Abs Pre - Datahub — ContextQMD

Overview

The abs module ingests metadata from Abs into DataHub. It is intended for production ingestion workflows and module-specific capabilities are documented below.

This connector supports both local files and those stored on Azure Blob Storage (which must be identified using the prefix http(s)://<account>.blob.core.windows.net/ or azure://).

Supported file types

Supported file types are as follows:

CSV (*.csv)
TSV (*.tsv)
JSONL (*.jsonl)
JSON (*.json)
Parquet (*.parquet)
Apache Avro (*.avro)

Schemas for Parquet and Avro files are extracted as provided.
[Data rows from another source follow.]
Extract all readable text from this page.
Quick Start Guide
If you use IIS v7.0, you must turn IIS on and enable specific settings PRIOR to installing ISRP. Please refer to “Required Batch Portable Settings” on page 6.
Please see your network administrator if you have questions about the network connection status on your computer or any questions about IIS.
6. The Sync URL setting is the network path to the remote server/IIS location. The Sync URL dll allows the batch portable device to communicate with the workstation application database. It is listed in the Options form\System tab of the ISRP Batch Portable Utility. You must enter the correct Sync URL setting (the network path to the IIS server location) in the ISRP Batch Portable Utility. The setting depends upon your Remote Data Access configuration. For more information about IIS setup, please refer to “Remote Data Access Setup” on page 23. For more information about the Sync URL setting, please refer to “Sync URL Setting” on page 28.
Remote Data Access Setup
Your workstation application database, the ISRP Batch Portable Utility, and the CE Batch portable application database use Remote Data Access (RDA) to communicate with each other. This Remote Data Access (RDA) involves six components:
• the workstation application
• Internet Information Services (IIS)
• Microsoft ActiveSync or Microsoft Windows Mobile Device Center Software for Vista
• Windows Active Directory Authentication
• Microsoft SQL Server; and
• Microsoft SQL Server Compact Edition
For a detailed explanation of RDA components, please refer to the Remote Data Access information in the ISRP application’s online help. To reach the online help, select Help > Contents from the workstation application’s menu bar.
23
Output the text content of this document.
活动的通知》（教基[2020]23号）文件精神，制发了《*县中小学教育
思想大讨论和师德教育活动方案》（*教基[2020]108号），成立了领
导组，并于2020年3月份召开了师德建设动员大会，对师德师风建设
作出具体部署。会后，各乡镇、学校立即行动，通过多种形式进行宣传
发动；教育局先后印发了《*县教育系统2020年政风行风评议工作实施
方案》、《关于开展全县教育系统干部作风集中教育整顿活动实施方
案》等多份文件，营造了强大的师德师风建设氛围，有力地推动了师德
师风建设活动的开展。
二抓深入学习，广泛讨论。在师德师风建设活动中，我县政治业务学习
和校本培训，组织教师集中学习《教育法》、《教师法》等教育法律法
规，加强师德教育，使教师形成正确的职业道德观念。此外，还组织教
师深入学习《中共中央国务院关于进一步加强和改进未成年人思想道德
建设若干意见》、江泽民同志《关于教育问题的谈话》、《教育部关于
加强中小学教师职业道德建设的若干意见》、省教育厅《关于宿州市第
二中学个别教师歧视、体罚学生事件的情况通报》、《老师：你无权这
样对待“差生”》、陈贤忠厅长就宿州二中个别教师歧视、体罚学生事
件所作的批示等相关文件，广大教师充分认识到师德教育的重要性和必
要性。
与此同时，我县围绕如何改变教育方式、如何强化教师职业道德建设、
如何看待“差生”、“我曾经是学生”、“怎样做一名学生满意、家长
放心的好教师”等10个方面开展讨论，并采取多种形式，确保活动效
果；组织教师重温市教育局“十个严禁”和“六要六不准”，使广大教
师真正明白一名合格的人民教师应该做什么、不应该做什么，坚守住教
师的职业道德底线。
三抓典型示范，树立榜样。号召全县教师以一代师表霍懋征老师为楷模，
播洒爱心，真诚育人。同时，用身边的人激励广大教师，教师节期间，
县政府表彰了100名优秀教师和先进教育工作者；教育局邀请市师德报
Schemas for schemaless formats (CSV, TSV, JSONL, JSON) are inferred. For CSV, TSV and JSONL files, we consider the first 100 rows by default, which can be controlled via the max_rows recipe parameter (see below) JSON file schemas are inferred on the basis of the entire file (given the difficulty in extracting only the first few objects of the file), which may impact performance. We are working on using iterator-based JSON parsers to avoid reading in the entire JSON object.

Profiling is not available in the current release.

Prerequisites

Before running ingestion, ensure network connectivity to the source, valid authentication credentials, and read permissions for metadata APIs required by this module.